Nearly 140 countries have reached an agreement on a tentative agreement that will comprehensively reform the taxation of large multinational companies and prevent them from hiding profits in offshore safe havens, where they only need to pay very little The tax may not be paid.
According to the agreement announced on Friday, countries will impose a 15% global minimum corporate tax on large multinational companies. Once implemented, it is estimated that it will bring in $150 billion in revenue for the coffers of governments.
The United States has been one of the promoters behind this agreement, as governments around the world seek to increase revenue after the pandemic.
US Secretary of the Treasury Janet Yellen said in a statement: "Today's agreement represents the achievement of economic diplomacy." She said that this will end the competition between countries with low tax rates.
She said: “The United States is not relying on the ability to provide low corporate tax rates to compete, but on the skills and innovation of workers to compete. This is a game we can win.”
The Paris Organization for Economic Cooperation and Development announced that the organization hosted the talks on the agreement.
OECD Secretary-General Matthias Koman said: "Today's agreement will make our international tax arrangements fairer and work better. This is a major victory for multilateralism."
There are several obstacles before it goes into effect. Approval of relevant tax legislation in the United States will be the key, because the United States is home to many of the largest multinational companies. The veto of Congress will bring uncertainty to the entire plan.
This agreement attempts to solve the new problems that globalization and digitization have brought to the world economy. In addition to the minimum tax rate, the agreement will allow countries to levy taxes on some virtual revenues (such as online retail or online advertising).
On Thursday, Ireland announced that it would join the agreement. Previously, companies such as , Google , and Facebook had set up their European business headquarters in Ireland because of the country’s low tax policy.
Facebook stated that it is "very happy to see the international consensus that is being formed."
Facebook’s vice president of global affairs Nick Clegg said that the company “has been calling for global tax rule reforms for a long time, although we recognize that this may mean paying more taxes.”

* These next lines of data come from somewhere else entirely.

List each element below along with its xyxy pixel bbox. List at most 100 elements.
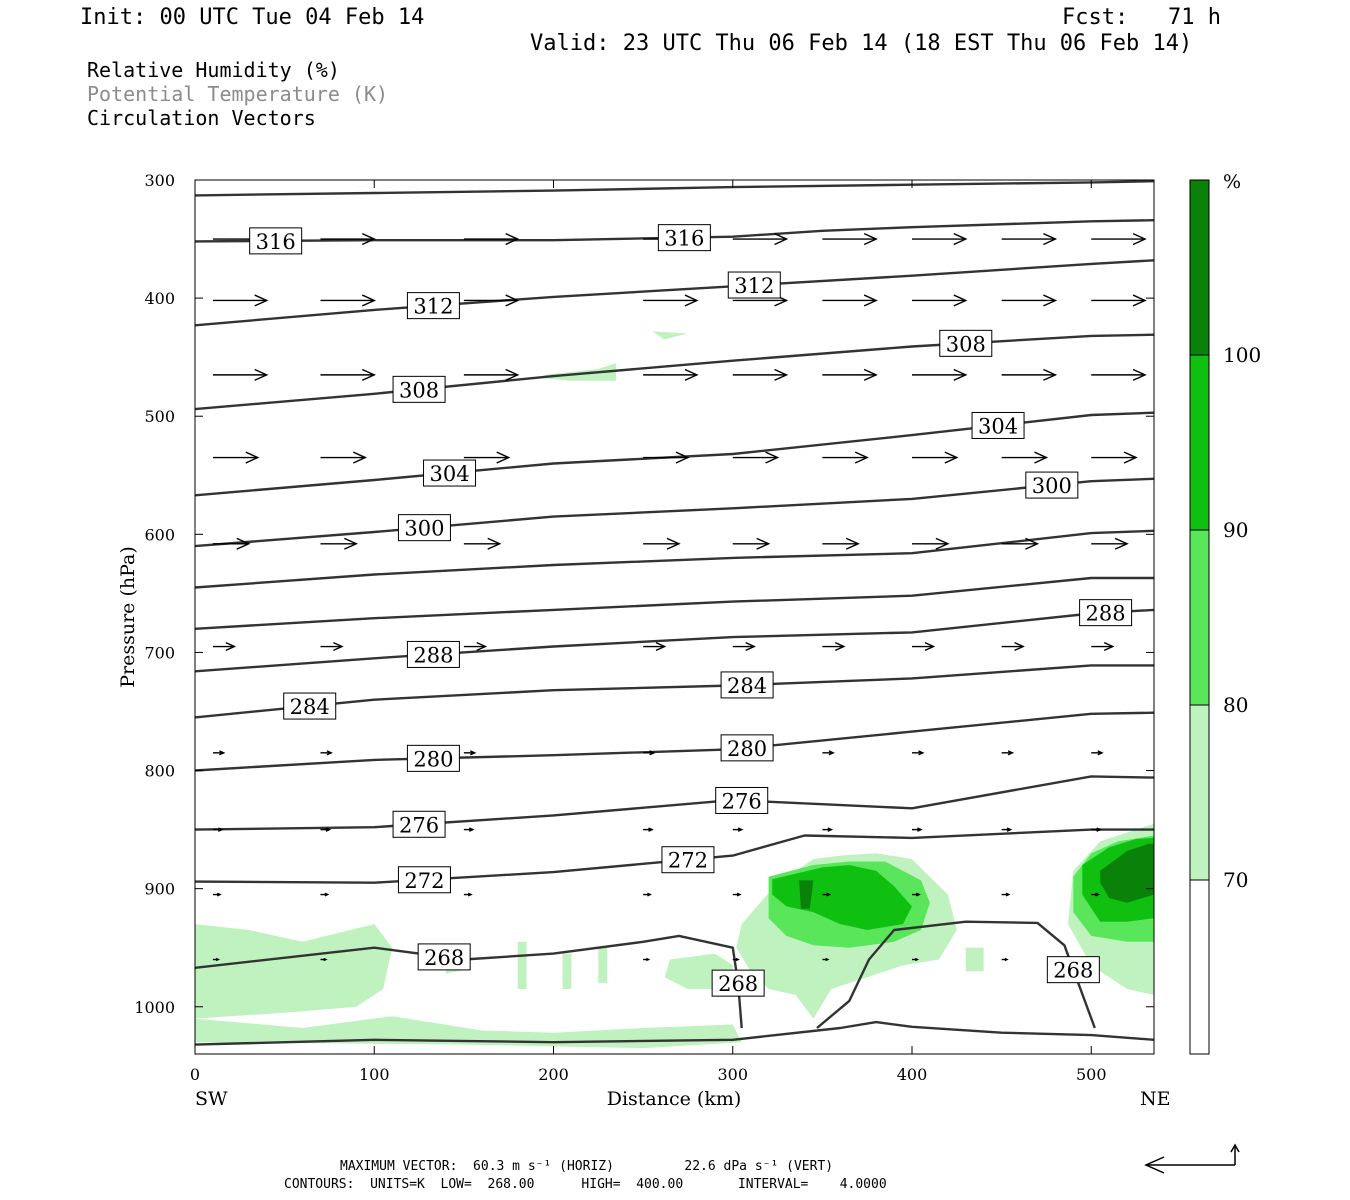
circulation-vector	[212, 537, 251, 550]
circulation-vector	[212, 957, 221, 962]
circulation-vector	[463, 642, 488, 652]
colorbar-label: 70	[1223, 868, 1248, 892]
isentrope-284	[195, 664, 1154, 719]
circulation-vector	[1001, 233, 1058, 246]
contour-label: 268	[1053, 959, 1093, 983]
isentrope-268	[816, 920, 1096, 1029]
contour-label: 276	[722, 789, 762, 813]
circulation-vector	[463, 827, 475, 832]
colorbar-swatch	[1190, 880, 1209, 1054]
isentrope-276	[195, 775, 1154, 831]
x-tick-label: 100	[359, 1065, 390, 1084]
circulation-vector	[822, 451, 869, 464]
y-tick-label: 300	[144, 171, 175, 190]
circulation-vector	[212, 827, 224, 832]
circulation-vector	[1001, 537, 1040, 550]
isentrope-312	[195, 259, 1154, 327]
colorbar-swatch	[1190, 180, 1209, 355]
contour-labels: 316 316 312 312 308 308 304 304 300 300 288 288 284 2…	[249, 224, 1133, 997]
contour-label-box	[406, 292, 460, 320]
circulation-vector	[822, 368, 878, 381]
contour-label-box	[392, 810, 446, 838]
contour-label: 304	[978, 414, 1018, 438]
colorbar-swatch	[1190, 705, 1209, 880]
contour-label-box	[1046, 956, 1100, 984]
x-end-label-left: SW	[195, 1088, 228, 1110]
circulation-vector	[822, 294, 878, 307]
contour-label-box	[727, 271, 781, 299]
isentrope-316	[195, 219, 1154, 243]
circulation-vector	[320, 642, 344, 652]
y-tick-label: 800	[144, 762, 175, 781]
humidity-region-70	[965, 947, 984, 972]
circulation-vector	[643, 750, 656, 756]
circulation-vector	[643, 368, 699, 381]
circulation-vector	[912, 294, 968, 307]
circulation-vector	[822, 957, 830, 962]
circulation-vector	[822, 827, 834, 832]
isentrope-300	[195, 477, 1154, 548]
circulation-vector	[643, 294, 699, 307]
circulation-vector	[1001, 642, 1025, 652]
circulation-vector	[1091, 750, 1104, 756]
contours-note: CONTOURS: UNITS=K LOW= 268.00 HIGH= 400.…	[284, 1177, 887, 1192]
contour-label: 300	[1032, 474, 1072, 498]
isentrope-304	[195, 411, 1154, 497]
isentrope-lines	[195, 180, 1154, 1046]
x-tick-label: 200	[538, 1065, 569, 1084]
circulation-vector	[212, 892, 222, 897]
circulation-vector	[320, 368, 376, 381]
circulation-vector	[320, 537, 359, 550]
circulation-vector	[320, 750, 333, 756]
circulation-vector	[212, 451, 260, 464]
humidity-region-70	[598, 947, 608, 984]
circulation-vector	[732, 537, 771, 550]
x-end-label-right: NE	[1140, 1088, 1171, 1110]
humidity-region-70	[195, 924, 393, 1019]
circulation-vector	[212, 750, 226, 756]
contour-label-box	[423, 459, 477, 487]
circulation-vector	[463, 294, 520, 307]
circulation-vector	[732, 368, 789, 381]
circulation-vector	[643, 451, 690, 464]
axes: 0 100 200 300 400 500 300 400 500 600 700 800 900 100…	[134, 171, 1154, 1084]
x-tick-label: 300	[717, 1065, 748, 1084]
title-potential-temperature: Potential Temperature (K)	[87, 82, 389, 106]
humidity-shading	[195, 331, 1154, 1049]
contour-label-box	[1079, 599, 1133, 627]
circulation-vector	[1001, 750, 1015, 756]
humidity-region-100	[1100, 843, 1154, 903]
contour-label: 272	[668, 849, 708, 873]
reference-vector	[1144, 1143, 1240, 1174]
humidity-region-70	[652, 331, 688, 340]
contour-label: 284	[727, 674, 767, 698]
circulation-vector	[1001, 827, 1013, 832]
contour-label: 300	[404, 517, 444, 541]
circulation-vector	[732, 827, 744, 832]
circulation-vector	[463, 368, 520, 381]
title-circulation-vectors: Circulation Vectors	[87, 106, 316, 130]
colorbar-unit: %	[1223, 171, 1241, 193]
circulation-vector	[822, 750, 835, 756]
circulation-vector	[1091, 368, 1147, 381]
circulation-vector	[212, 642, 237, 652]
circulation-vector	[212, 368, 269, 381]
colorbar-swatch	[1190, 355, 1209, 530]
circulation-vector	[732, 451, 780, 464]
circulation-vector	[732, 957, 740, 962]
isentrope-292	[195, 576, 1154, 630]
circulation-vector	[732, 233, 789, 246]
contour-label-box	[715, 786, 769, 814]
circulation-vector	[912, 892, 921, 897]
contour-label: 280	[413, 747, 453, 771]
y-tick-label: 400	[144, 289, 175, 308]
circulation-vector	[822, 537, 860, 550]
contour-label-box	[720, 734, 774, 762]
circulation-vector	[822, 892, 832, 897]
x-tick-label: 0	[190, 1065, 200, 1084]
circulation-vector	[463, 233, 520, 246]
circulation-vector	[463, 451, 511, 464]
circulation-vector	[1091, 294, 1147, 307]
valid-time: Valid: 23 UTC Thu 06 Feb 14 (18 EST Thu …	[530, 31, 1193, 56]
circulation-vector	[822, 642, 846, 652]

Ireland joined the agreement It is an improvement, but developing countries have already raised objections, and Nigeria, Kenya, Pakistan and Sri Lanka have indicated that they will not sign the agreement.
Those who oppose the agreement believe that most of the income generated by the agreement will go to richer countries and will bring less benefit to developing countries that rely more on corporate taxes.
The agreement will be discussed by the finance ministers of the G20 next week, and then finally approved by the leaders of the G20 at the Rome summit at the end of October.
Countries will sign a diplomatic agreement to levy taxes on companies that do not actually exist in a country but make profits (such as through digital services).
The second part of the agreement, which is to maintain a global minimum tax rate of at least 15%, will be separately formulated by each country in accordance with the model rules established by the OECD.